Two days before Christmas, federal police arrested Miss Sinaloa, the state’s reigning beauty queen, and seven men, all of whom were paraded before television cameras and accused of trafficking cocaine. A cache of high-powered weapons and tens of thousands of dollars were seized from their vehicle.
Laura Zuniga, 23, was never charged and went free after 38 days under a form of house arrest. Tagged “Miss Narco” by the Mexican media, Zuniga acknowledged that her boyfriend was the brother of a big trafficker, but she said her beau was not involved in the business, although she wasn’t sure what he did for a living.
She was stripped of a title she had won in an international contest. But she remains Miss Sinaloa.
For many women, joining this life is not a matter of choice. They are press-ganged, pushed by parents seeking wealth and influence, or don’t know what they’re getting into, said Urias, the women’s institute official. And escape is rarely an option.
A few women have managed to flee drug-trafficking husbands, and have taken refuge in a shelter whose location is a tightly held secret.
Teresita tried for four years to get away from a husband who beat her, cheated on her and partied endlessly with his drug-dealing friends.
“He was high all the time,” she said in an interview at the shelter. The Times agreed not to publish her last name.
She went to the police and the courts, but no one helped. After one particularly bad beating, she gathered up her two children and moved in with her sister.
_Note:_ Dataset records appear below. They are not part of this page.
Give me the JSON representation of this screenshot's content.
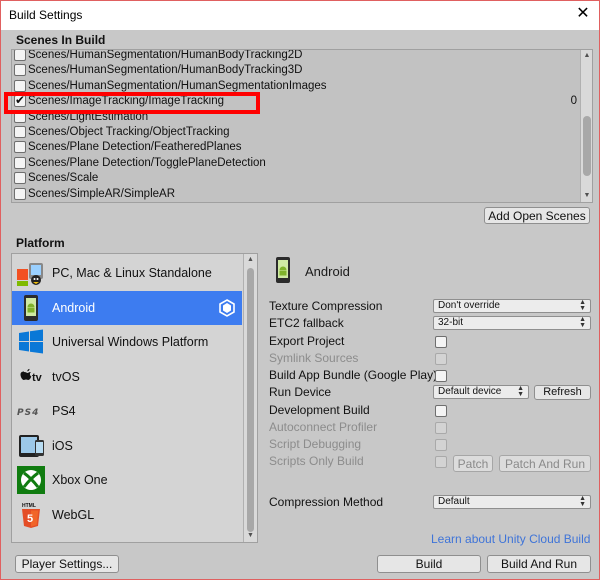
{
  "window": {
    "title": "Build Settings",
    "close_glyph": "✕"
  },
  "scenes": {
    "label": "Scenes In Build",
    "items": [
      {
        "path": "Scenes/HumanSegmentation/HumanBodyTracking2D",
        "checked": false,
        "index": ""
      },
      {
        "path": "Scenes/HumanSegmentation/HumanBodyTracking3D",
        "checked": false,
        "index": ""
      },
      {
        "path": "Scenes/HumanSegmentation/HumanSegmentationImages",
        "checked": false,
        "index": ""
      },
      {
        "path": "Scenes/ImageTracking/ImageTracking",
        "checked": true,
        "index": "0"
      },
      {
        "path": "Scenes/LightEstimation",
        "checked": false,
        "index": ""
      },
      {
        "path": "Scenes/Object Tracking/ObjectTracking",
        "checked": false,
        "index": ""
      },
      {
        "path": "Scenes/Plane Detection/FeatheredPlanes",
        "checked": false,
        "index": ""
      },
      {
        "path": "Scenes/Plane Detection/TogglePlaneDetection",
        "checked": false,
        "index": ""
      },
      {
        "path": "Scenes/Scale",
        "checked": false,
        "index": ""
      },
      {
        "path": "Scenes/SimpleAR/SimpleAR",
        "checked": false,
        "index": ""
      }
    ],
    "add_open_scenes": "Add Open Scenes",
    "highlight_color": "#ff0000"
  },
  "platform": {
    "label": "Platform",
    "items": [
      {
        "label": "PC, Mac & Linux Standalone",
        "icon": "pc-mac-linux-icon",
        "selected": false
      },
      {
        "label": "Android",
        "icon": "android-icon",
        "selected": true,
        "badge": "unity-logo-icon"
      },
      {
        "label": "Universal Windows Platform",
        "icon": "windows-icon",
        "selected": false
      },
      {
        "label": "tvOS",
        "icon": "apple-tv-icon",
        "selected": false
      },
      {
        "label": "PS4",
        "icon": "ps4-icon",
        "selected": false
      },
      {
        "label": "iOS",
        "icon": "ios-device-icon",
        "selected": false
      },
      {
        "label": "Xbox One",
        "icon": "xbox-icon",
        "selected": false
      },
      {
        "label": "WebGL",
        "icon": "html5-icon",
        "selected": false
      }
    ],
    "selected_color": "#3d7cf0"
  },
  "settings": {
    "header": "Android",
    "texture_compression": {
      "label": "Texture Compression",
      "value": "Don't override"
    },
    "etc2_fallback": {
      "label": "ETC2 fallback",
      "value": "32-bit"
    },
    "export_project": {
      "label": "Export Project",
      "checked": false
    },
    "symlink_sources": {
      "label": "Symlink Sources",
      "checked": false,
      "disabled": true
    },
    "build_app_bundle": {
      "label": "Build App Bundle (Google Play)",
      "checked": false
    },
    "run_device": {
      "label": "Run Device",
      "value": "Default device",
      "refresh": "Refresh"
    },
    "development_build": {
      "label": "Development Build",
      "checked": false
    },
    "autoconnect_profiler": {
      "label": "Autoconnect Profiler",
      "checked": false,
      "disabled": true
    },
    "script_debugging": {
      "label": "Script Debugging",
      "checked": false,
      "disabled": true
    },
    "scripts_only_build": {
      "label": "Scripts Only Build",
      "checked": false,
      "disabled": true,
      "patch": "Patch",
      "patch_and_run": "Patch And Run"
    },
    "compression_method": {
      "label": "Compression Method",
      "value": "Default"
    }
  },
  "footer": {
    "cloud_link": "Learn about Unity Cloud Build",
    "player_settings": "Player Settings...",
    "build": "Build",
    "build_and_run": "Build And Run"
  },
  "logo_text": {
    "tv": "tv",
    "ps4": "PS4",
    "html5": "HTML"
  }
}
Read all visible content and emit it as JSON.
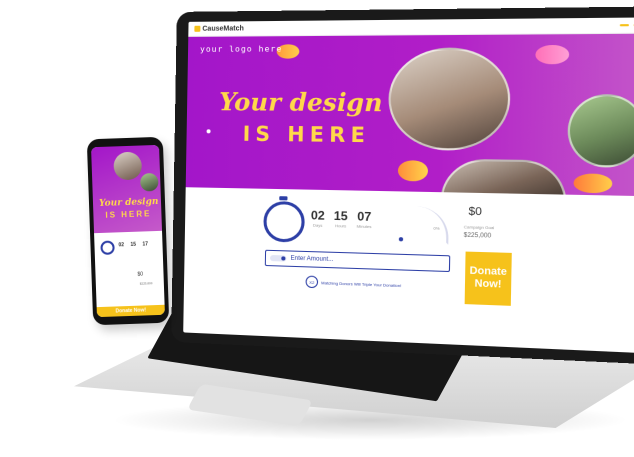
{
  "brand": {
    "name": "CauseMatch"
  },
  "nav": {
    "buttons": [
      "",
      ""
    ]
  },
  "hero": {
    "logo_text": "your logo here",
    "title_line1": "Your design",
    "title_line2": "IS HERE"
  },
  "countdown": {
    "days": "02",
    "days_unit": "Days",
    "hours": "15",
    "hours_unit": "Hours",
    "minutes": "07",
    "minutes_unit": "Minutes"
  },
  "progress": {
    "percent_text": "0%",
    "raised": "$0",
    "goal_label": "Campaign Goal",
    "goal": "$225,000",
    "fill_fraction": 0
  },
  "donation": {
    "amount_placeholder": "Enter Amount...",
    "match_badge": "X2",
    "match_text": "Matching Donors Will Triple Your Donation!",
    "button_label": "Donate Now!"
  },
  "phone": {
    "title_line1": "Your design",
    "title_line2": "IS HERE",
    "days": "02",
    "hours": "15",
    "minutes": "17",
    "raised": "$0",
    "goal": "$225,000",
    "donate_label": "Donate Now!"
  },
  "colors": {
    "hero_start": "#a316c9",
    "hero_end": "#c55ac9",
    "accent_yellow": "#f6c21b",
    "accent_blue": "#2d3fa6",
    "title_yellow": "#ffd84a"
  }
}
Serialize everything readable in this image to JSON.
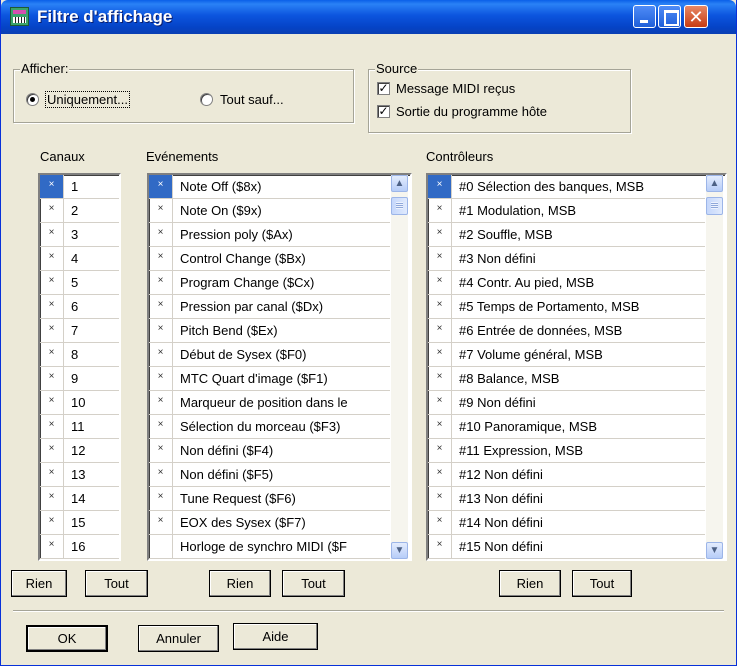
{
  "window": {
    "title": "Filtre d'affichage"
  },
  "afficher": {
    "label": "Afficher:",
    "options": [
      {
        "label": "Uniquement...",
        "checked": true
      },
      {
        "label": "Tout sauf...",
        "checked": false
      }
    ]
  },
  "source": {
    "label": "Source",
    "items": [
      {
        "label": "Message MIDI reçus",
        "checked": true
      },
      {
        "label": "Sortie du programme hôte",
        "checked": true
      }
    ]
  },
  "canaux": {
    "label": "Canaux",
    "rows": [
      {
        "mark": "×",
        "value": "1"
      },
      {
        "mark": "×",
        "value": "2"
      },
      {
        "mark": "×",
        "value": "3"
      },
      {
        "mark": "×",
        "value": "4"
      },
      {
        "mark": "×",
        "value": "5"
      },
      {
        "mark": "×",
        "value": "6"
      },
      {
        "mark": "×",
        "value": "7"
      },
      {
        "mark": "×",
        "value": "8"
      },
      {
        "mark": "×",
        "value": "9"
      },
      {
        "mark": "×",
        "value": "10"
      },
      {
        "mark": "×",
        "value": "11"
      },
      {
        "mark": "×",
        "value": "12"
      },
      {
        "mark": "×",
        "value": "13"
      },
      {
        "mark": "×",
        "value": "14"
      },
      {
        "mark": "×",
        "value": "15"
      },
      {
        "mark": "×",
        "value": "16"
      }
    ],
    "buttons": {
      "none": "Rien",
      "all": "Tout"
    }
  },
  "evenements": {
    "label": "Evénements",
    "rows": [
      {
        "mark": "×",
        "value": "Note Off ($8x)"
      },
      {
        "mark": "×",
        "value": "Note On ($9x)"
      },
      {
        "mark": "×",
        "value": "Pression poly ($Ax)"
      },
      {
        "mark": "×",
        "value": "Control Change ($Bx)"
      },
      {
        "mark": "×",
        "value": "Program Change ($Cx)"
      },
      {
        "mark": "×",
        "value": "Pression par canal ($Dx)"
      },
      {
        "mark": "×",
        "value": "Pitch Bend ($Ex)"
      },
      {
        "mark": "×",
        "value": "Début de Sysex ($F0)"
      },
      {
        "mark": "×",
        "value": "MTC Quart d'image ($F1)"
      },
      {
        "mark": "×",
        "value": "Marqueur de position dans le"
      },
      {
        "mark": "×",
        "value": "Sélection du morceau ($F3)"
      },
      {
        "mark": "×",
        "value": "Non défini ($F4)"
      },
      {
        "mark": "×",
        "value": "Non défini ($F5)"
      },
      {
        "mark": "×",
        "value": "Tune Request ($F6)"
      },
      {
        "mark": "×",
        "value": "EOX des Sysex ($F7)"
      },
      {
        "mark": "",
        "value": "Horloge de synchro MIDI ($F"
      }
    ],
    "buttons": {
      "none": "Rien",
      "all": "Tout"
    }
  },
  "controleurs": {
    "label": "Contrôleurs",
    "rows": [
      {
        "mark": "×",
        "value": "#0 Sélection des banques, MSB"
      },
      {
        "mark": "×",
        "value": "#1 Modulation, MSB"
      },
      {
        "mark": "×",
        "value": "#2 Souffle, MSB"
      },
      {
        "mark": "×",
        "value": "#3 Non défini"
      },
      {
        "mark": "×",
        "value": "#4 Contr. Au pied, MSB"
      },
      {
        "mark": "×",
        "value": "#5 Temps de Portamento, MSB"
      },
      {
        "mark": "×",
        "value": "#6 Entrée de données, MSB"
      },
      {
        "mark": "×",
        "value": "#7 Volume général, MSB"
      },
      {
        "mark": "×",
        "value": "#8 Balance, MSB"
      },
      {
        "mark": "×",
        "value": "#9 Non défini"
      },
      {
        "mark": "×",
        "value": "#10 Panoramique, MSB"
      },
      {
        "mark": "×",
        "value": "#11 Expression, MSB"
      },
      {
        "mark": "×",
        "value": "#12 Non défini"
      },
      {
        "mark": "×",
        "value": "#13 Non défini"
      },
      {
        "mark": "×",
        "value": "#14 Non défini"
      },
      {
        "mark": "×",
        "value": "#15 Non défini"
      }
    ],
    "buttons": {
      "none": "Rien",
      "all": "Tout"
    }
  },
  "footer": {
    "ok": "OK",
    "cancel": "Annuler",
    "help": "Aide"
  },
  "colors": {
    "titlebar": "#0a55e0",
    "selection": "#316ac5",
    "dialog_bg": "#ece9d8"
  }
}
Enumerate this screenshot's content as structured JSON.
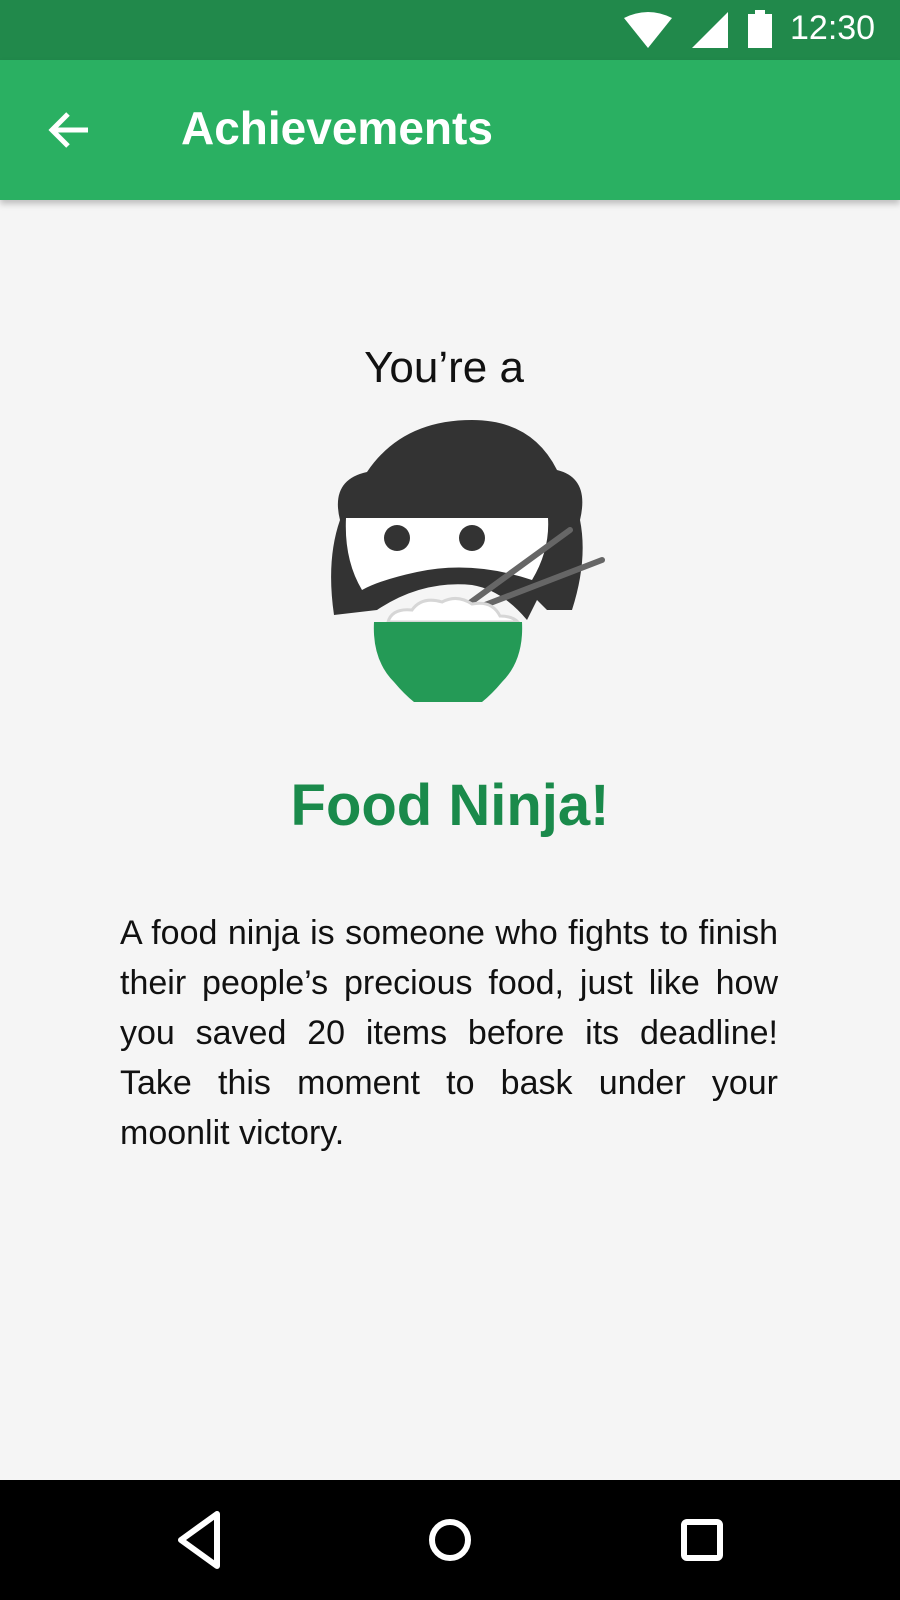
{
  "status_bar": {
    "time": "12:30",
    "icons": [
      "wifi-icon",
      "cell-signal-icon",
      "battery-icon"
    ]
  },
  "app_bar": {
    "title": "Achievements",
    "back_icon": "arrow-left-icon"
  },
  "achievement": {
    "intro": "You’re a",
    "illustration": "food-ninja-icon",
    "name": "Food Ninja!",
    "description": "A food ninja is someone who fights to finish their people’s precious food, just like how you saved 20 items before its deadline! Take this moment to bask under your moonlit victory."
  },
  "nav_bar": {
    "icons": [
      "nav-back-icon",
      "nav-home-icon",
      "nav-recents-icon"
    ]
  },
  "colors": {
    "status_bar": "#21894b",
    "app_bar": "#2ab062",
    "accent_text": "#1a8a4b",
    "ninja": "#333333",
    "bowl": "#249a56",
    "background": "#f5f5f5"
  }
}
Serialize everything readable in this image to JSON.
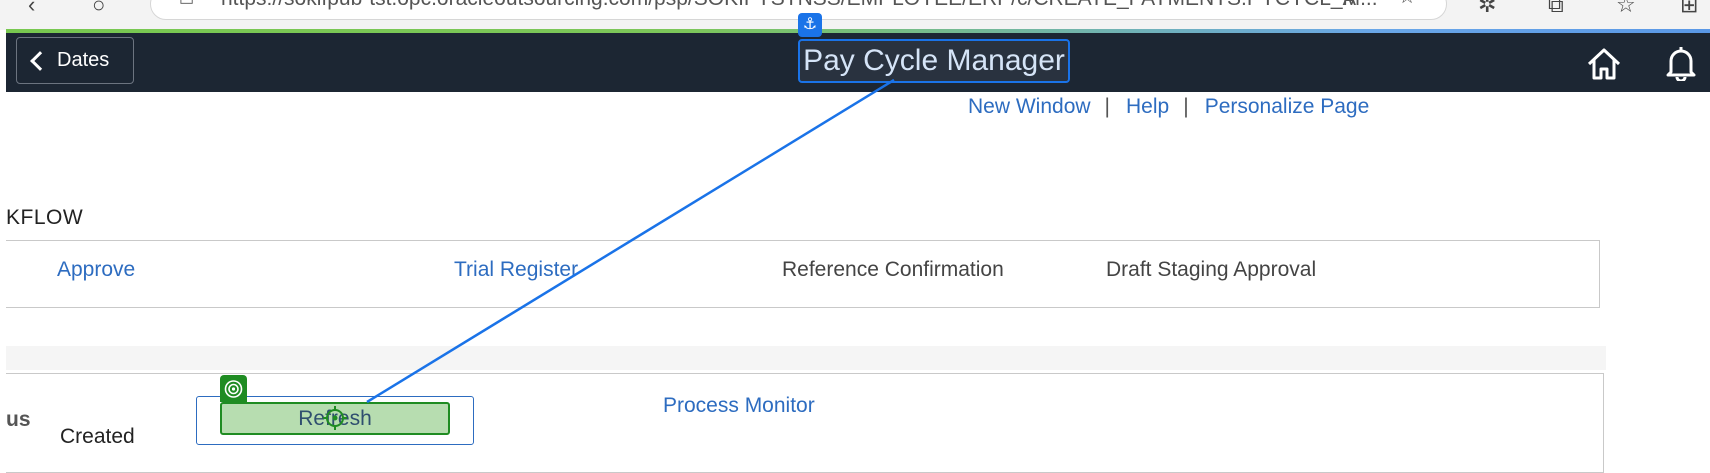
{
  "browser": {
    "url": "https://sokifpub-tst.opc.oracleoutsourcing.com/psp/SOKIFYSTNSS/EMPLOYEE/ERP/c/CREATE_PAYMENTS.PYCYCL_M..."
  },
  "header": {
    "back_label": "Dates",
    "title": "Pay Cycle Manager",
    "home_icon": "home-icon",
    "notifications_icon": "bell-icon",
    "bg_color": "#1c2633"
  },
  "top_links": {
    "new_window": "New Window",
    "help": "Help",
    "personalize": "Personalize Page",
    "separator": "|"
  },
  "workflow": {
    "label": "KFLOW",
    "items": [
      {
        "label": "Approve",
        "link": true
      },
      {
        "label": "Trial Register",
        "link": true
      },
      {
        "label": "Reference Confirmation",
        "link": false
      },
      {
        "label": "Draft Staging Approval",
        "link": false
      }
    ]
  },
  "status": {
    "label": "us",
    "value": "Created",
    "refresh_label": "Refresh",
    "process_monitor": "Process Monitor"
  },
  "overlay": {
    "anchor_icon": "anchor-icon",
    "target_icon": "target-icon",
    "accent_blue": "#1a73e8",
    "accent_green": "#1f8c22"
  }
}
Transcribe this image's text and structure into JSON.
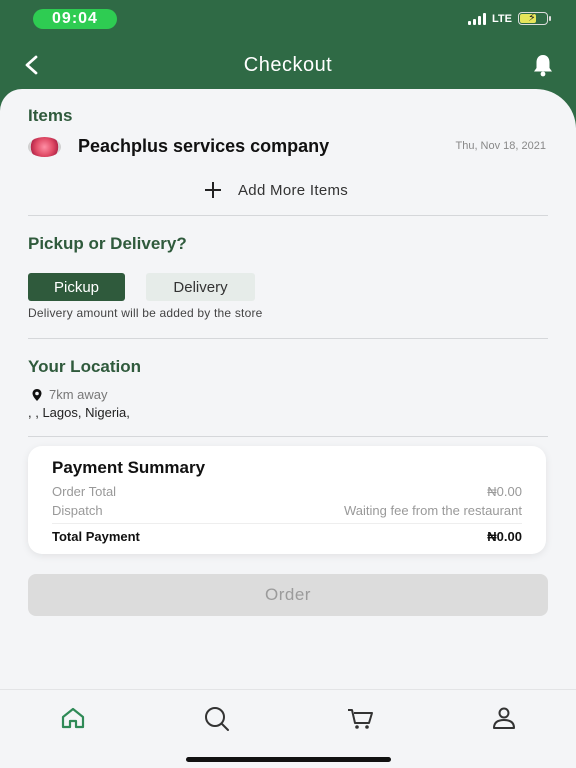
{
  "status_bar": {
    "time": "09:04",
    "network": "LTE"
  },
  "header": {
    "title": "Checkout",
    "back_icon": "chevron-left-icon",
    "bell_icon": "bell-icon"
  },
  "items_section": {
    "title": "Items",
    "company_name": "Peachplus services company",
    "date": "Thu, Nov 18, 2021",
    "add_more_label": "Add More Items"
  },
  "pickup_section": {
    "title": "Pickup or Delivery?",
    "pickup_label": "Pickup",
    "delivery_label": "Delivery",
    "selected": "Pickup",
    "note": "Delivery amount will be added by the store"
  },
  "location_section": {
    "title": "Your Location",
    "distance": "7km away",
    "address": ", , Lagos, Nigeria,"
  },
  "payment_summary": {
    "title": "Payment Summary",
    "order_total_label": "Order Total",
    "order_total_value": "₦0.00",
    "dispatch_label": "Dispatch",
    "dispatch_value": "Waiting fee from the restaurant",
    "total_label": "Total Payment",
    "total_value": "₦0.00"
  },
  "order_button": {
    "label": "Order",
    "state": "disabled"
  },
  "bottom_nav": {
    "items": [
      "home-icon",
      "search-icon",
      "cart-icon",
      "profile-icon"
    ],
    "active": "home-icon"
  },
  "colors": {
    "brand_green": "#2f6a45",
    "dark_green": "#2f5a3c",
    "time_pill": "#2ecc52",
    "background": "#f4f5f7"
  }
}
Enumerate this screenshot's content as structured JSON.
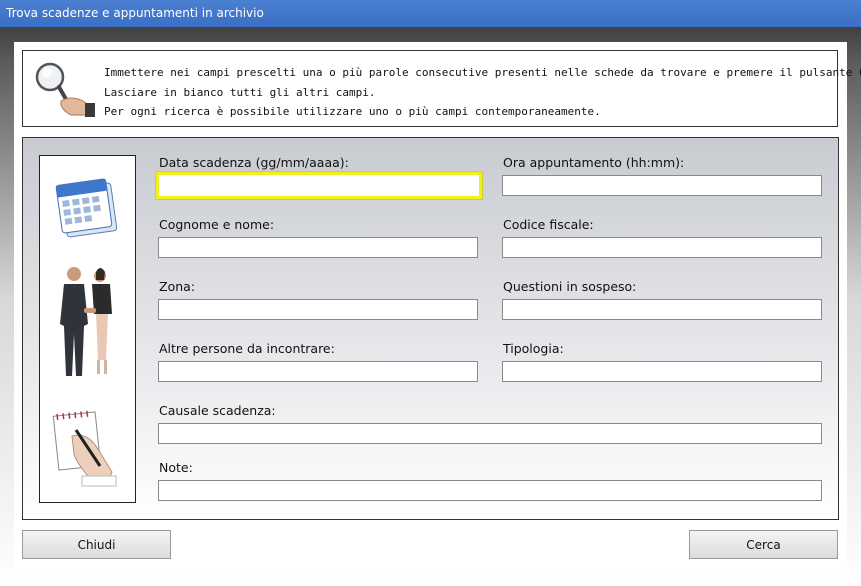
{
  "window": {
    "title": "Trova scadenze e appuntamenti in archivio"
  },
  "info": {
    "lines": [
      "Immettere nei campi prescelti una o più parole consecutive presenti nelle schede da trovare e premere il pulsante Cerca.",
      "Lasciare in bianco tutti gli altri campi.",
      "Per ogni ricerca è possibile utilizzare uno o più campi contemporaneamente."
    ]
  },
  "fields": {
    "data_scadenza": {
      "label": "Data scadenza (gg/mm/aaaa):",
      "value": ""
    },
    "ora_appuntamento": {
      "label": "Ora appuntamento (hh:mm):",
      "value": ""
    },
    "cognome_nome": {
      "label": "Cognome e nome:",
      "value": ""
    },
    "codice_fiscale": {
      "label": "Codice fiscale:",
      "value": ""
    },
    "zona": {
      "label": "Zona:",
      "value": ""
    },
    "questioni": {
      "label": "Questioni in sospeso:",
      "value": ""
    },
    "altre_persone": {
      "label": "Altre persone da incontrare:",
      "value": ""
    },
    "tipologia": {
      "label": "Tipologia:",
      "value": ""
    },
    "causale": {
      "label": "Causale scadenza:",
      "value": ""
    },
    "note": {
      "label": "Note:",
      "value": ""
    }
  },
  "buttons": {
    "close": "Chiudi",
    "search": "Cerca"
  },
  "icons": [
    "magnifier-hand-icon",
    "calendar-icon",
    "business-handshake-icon",
    "hand-writing-notepad-icon"
  ],
  "colors": {
    "titlebar": "#3f74cb",
    "focus_border": "#f0f020"
  }
}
But her husband followed her, threatened to burn the house down and shot out the outside lights. The goons who worked with him menaced Teresita and her family.
Teresita, a 28-year-old brunet with large, almond-shaped eyes, had known her husband since she was 16. Her sister had married his brother. But drugs and the business had changed him.
She finally became convinced that he would kill her and kidnap the children and found her way to the agency that runs the shelter. There she has remained with her children, trying to learn how to use a computer and other skills that will help her rebuild her life.
But most of the women who have left narco-husbands have to be transferred out of the state and sometimes out of the country to really be safe.
Teresita has a simple wish: “I just want to be in a place where I am not afraid to walk outside.”